The kiwi has since become the best-known national symbol for New Zealand, and the bird is prominent in the coat of arms, crests and badges of many New Zealand cities, clubs and organisations. At the national level, the red silhouette of a kiwi is in the centre of the roundel of the Royal New Zealand Air Force. The kiwi is featured in the logo of the New Zealand Rugby League, and the New Zealand national rugby league team are nicknamed the Kiwis.

A kiwi has featured on the reverse side of three New Zealand coins: the one florin (two-shilling) coin from 1933 to 1966, the twenty-cent coin from 1967 to 1990, and the one-dollar coin since 1991. In currency trading the New Zealand dollar is often referred to as "the kiwi".

===In popular culture===

A song, "Sticky Beak the Kiwi", with words by Bob Edwards and music by Neil Roberts, was recorded in 1961, sung by Julie Nelson (aged 14) and accompanied by the Satins and the Don Bell Orchestra of Whangārei. A Christmas song, it portrays Sticky Beak as insisting on pulling Santa Claus's sleigh when distributing presents south of the equator.

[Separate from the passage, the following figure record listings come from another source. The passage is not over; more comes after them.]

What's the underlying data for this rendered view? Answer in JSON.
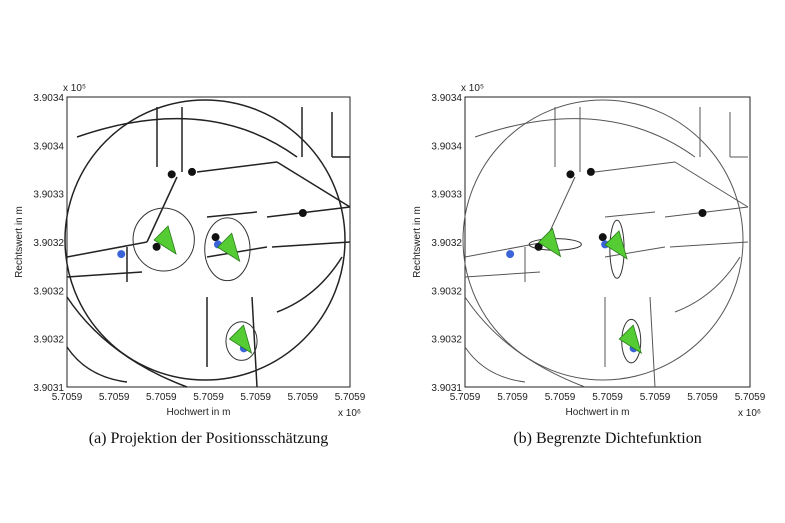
{
  "chart_data": [
    {
      "type": "scatter",
      "caption": "(a) Projektion der Positionsschätzung",
      "xlabel": "Hochwert in m",
      "ylabel": "Rechtswert in m",
      "x_exponent": "x 10⁶",
      "y_exponent": "x 10⁵",
      "x_ticks": [
        "5.7059",
        "5.7059",
        "5.7059",
        "5.7059",
        "5.7059",
        "5.7059",
        "5.7059"
      ],
      "y_ticks": [
        "3.9034",
        "3.9034",
        "3.9033",
        "3.9032",
        "3.9032",
        "3.9032",
        "3.9031"
      ],
      "xlim": [
        0,
        6
      ],
      "ylim": [
        0,
        6
      ],
      "grid": false,
      "series": [
        {
          "marker": "black-dot",
          "color": "#111111",
          "points": [
            [
              2.22,
              4.4
            ],
            [
              2.65,
              4.45
            ],
            [
              5.0,
              3.6
            ],
            [
              1.9,
              2.9
            ],
            [
              3.15,
              3.1
            ]
          ]
        },
        {
          "marker": "blue-dot",
          "color": "#3a64d8",
          "points": [
            [
              1.15,
              2.75
            ],
            [
              3.2,
              2.95
            ],
            [
              3.75,
              0.8
            ]
          ]
        },
        {
          "marker": "green-triangle",
          "color": "#55cc33",
          "points": [
            [
              2.1,
              3.0
            ],
            [
              3.45,
              2.85
            ],
            [
              3.7,
              0.95
            ]
          ]
        }
      ],
      "ellipses": [
        {
          "cx": 2.05,
          "cy": 3.05,
          "rx": 0.65,
          "ry": 0.65
        },
        {
          "cx": 3.4,
          "cy": 2.85,
          "rx": 0.48,
          "ry": 0.65
        },
        {
          "cx": 3.7,
          "cy": 0.95,
          "rx": 0.33,
          "ry": 0.4
        }
      ]
    },
    {
      "type": "scatter",
      "caption": "(b) Begrenzte Dichtefunktion",
      "xlabel": "Hochwert in m",
      "ylabel": "Rechtswert in m",
      "x_exponent": "x 10⁶",
      "y_exponent": "x 10⁵",
      "x_ticks": [
        "5.7059",
        "5.7059",
        "5.7059",
        "5.7059",
        "5.7059",
        "5.7059",
        "5.7059"
      ],
      "y_ticks": [
        "3.9034",
        "3.9034",
        "3.9033",
        "3.9032",
        "3.9032",
        "3.9032",
        "3.9031"
      ],
      "xlim": [
        0,
        6
      ],
      "ylim": [
        0,
        6
      ],
      "grid": false,
      "series": [
        {
          "marker": "black-dot",
          "color": "#111111",
          "points": [
            [
              2.22,
              4.4
            ],
            [
              2.65,
              4.45
            ],
            [
              5.0,
              3.6
            ],
            [
              1.55,
              2.9
            ],
            [
              2.9,
              3.1
            ]
          ]
        },
        {
          "marker": "blue-dot",
          "color": "#3a64d8",
          "points": [
            [
              0.95,
              2.75
            ],
            [
              2.95,
              2.95
            ],
            [
              3.55,
              0.8
            ]
          ]
        },
        {
          "marker": "green-triangle",
          "color": "#55cc33",
          "points": [
            [
              1.8,
              2.95
            ],
            [
              3.2,
              2.9
            ],
            [
              3.5,
              0.95
            ]
          ]
        }
      ],
      "ellipses": [
        {
          "cx": 1.9,
          "cy": 2.95,
          "rx": 0.55,
          "ry": 0.12
        },
        {
          "cx": 3.2,
          "cy": 2.85,
          "rx": 0.15,
          "ry": 0.6
        },
        {
          "cx": 3.5,
          "cy": 0.95,
          "rx": 0.2,
          "ry": 0.45
        }
      ]
    }
  ]
}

"How the Kiwi Lost its Wings" is a fable written by broadcaster Alwyn Owen in 1963. It uses elements of Māori mythology, such as Tāne Mahuta, and the World War I symbol of cowardice, white feathers, in a pourquoi story explaining features of New Zealand birds. Owen portrays the kiwi as nobly sacrificing its wings and flight in order to protect the trees from depredation by ground-dwelling creatures, and thereby winning its unique renown. Owen's story is sometimes described as "A Maori Legend". It has been recorded as a children's story, published as a book, was made into an animated film in 1980, set to music for the Auckland Philharmonia Orchestra by Thomas Goss as "Tāne and the Kiwi" in 2002 (recorded for RNZ by Orchestra Wellington in 2008), and performed as a ballet by the Royal New Zealand Ballet in 2022.